# GTO rebuilt title?



## MasterGun (Jul 20, 2011)

Hello, I currently own a 95 lt1 trans am and found a silver 04 gto with 47k miles, however it has a rebuilt title, the guy that is selling it bought it at an auction with a seized engine, the current owner, a 10 year gm technician replaced the whole ls1 engine along with new tires, new front fascia, and new front window and was wondering if it still give me problems in the future and if i should believe him, The car itself looks ok, the car drives straight and all the body panels look even. now i want to know if it is worth selling my trans am for it. any answers will be greatly appreciated.


----------



## HP11 (Apr 11, 2009)

You'll get differing opinions but my take is that salvage titles are a crap shoot and in most cases not worth the hassle. The statement _*"was wondering if it still give me problems in the future and if i should believe him"*_ would be impossible to answer. No one here is clairvoyant or knows the individual you speak of. The price would have to be considerably less that a normally titled similar vehicle to even consider purchasing this vehicle. Depending on the state you're in, you'll have moderate to serious problems with registration and insurance. Some insurance companies won't write full coverage on a salvage. Personally, I'd keep the Trans Am.


----------



## Rukee (Feb 8, 2007)

If it was totaled for water damage, it may take years for the problems to show themselves, and will be nearly impossible to fix.


----------



## 68greengoat (Sep 15, 2005)

Just like the commercials that were on tv where they claim "slight" water damage and the car is practically floating down the street....


----------



## MasterGun (Jul 20, 2011)

No it was a bad engine; so the guy selling it put a whole new ls1 in it; he is also only selling for $9000


----------



## mikes06goat (Jan 13, 2009)

If it was just a blown motor and no accident why did he have to replace the front bumper cover and a window?


----------



## Poncho Dan (Jun 30, 2009)

Maybe he hit a deer? Sometimes insurance companies will total them over little stuff. I'd at least get a second opinion from a mechanic you trust before considering it further.


----------



## muddobberz (Jul 7, 2011)

Is there anyway you can run a carfax on a salvage title? I'd look into that. When I got my car I ran my carfax and found out specific details of one instance where someone bumped into the fender at a gas station and it was replaced. Maybe you can find out exactly what happened. Id agree with the above comments, water damage= red flag.


----------



## HP11 (Apr 11, 2009)

You could run a Carfax report or a GMVIS report on it. All you need is the V.I.N.


----------



## jetstang (Nov 5, 2008)

Rukee said:


> If it was totaled for water damage, it may take years for the problems to show themselves, and will be nearly impossible to fix.

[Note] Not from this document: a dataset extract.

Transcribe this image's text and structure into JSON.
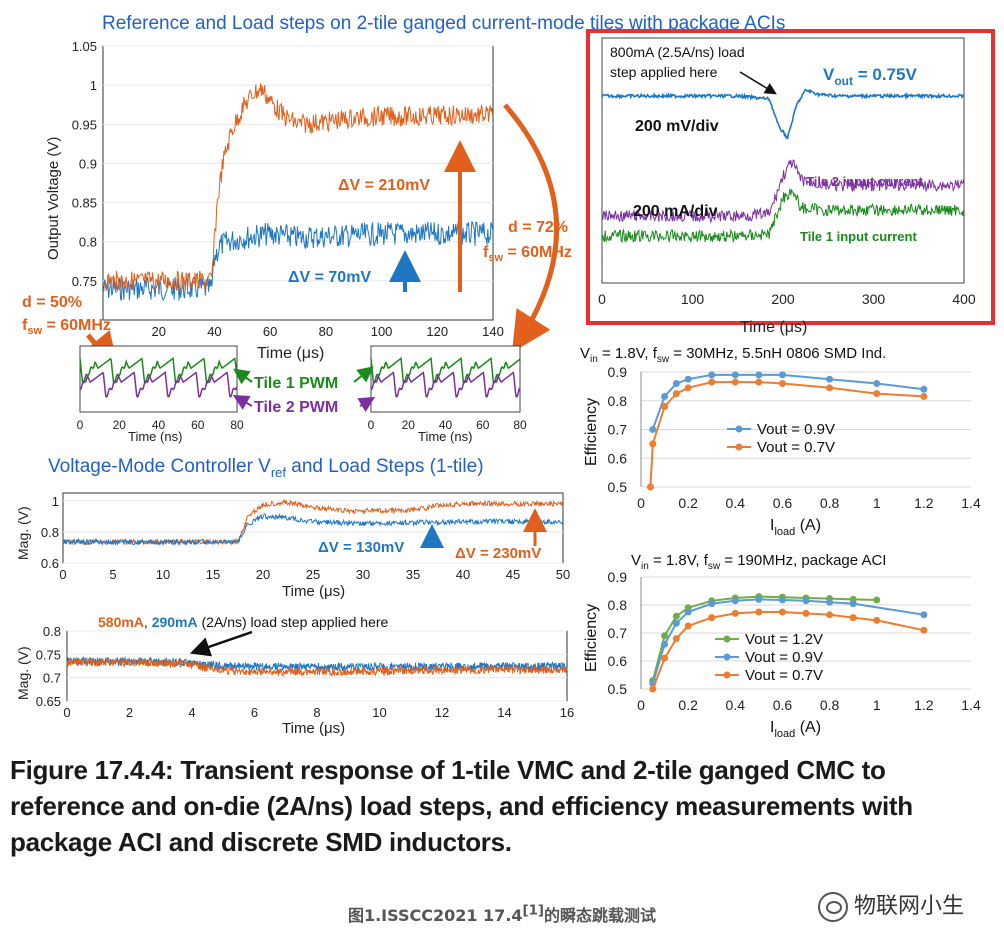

I just had water intrusion, and it took the part out immediatelly, and mine is rust free. Flood the whole car with salt water and I would never touch it.
As for a wreck, why would it kill the motor and visa versa. I plan to buy wrecked cars in the future as my newer cars and fix the damage, but that doesn't include frames and suspension, just totalled body damage cars, save thousands. Salvage title cars are hard to resell. But the price sounds good, check it out and really do your homework as to where the car came from.


----------



## Rukee (Feb 8, 2007)

The problem with crashed totaled cars is with today's cars, the whole car is a crumple zone. If it's hit hard in the front, the damage goes all the way to the rear of the car. Watch some crash test videos, you can see the whole car twists and bends in a crash. They use to be able to bend the frames back straight on a frame machine, but that's hard to do with a uni body.


----------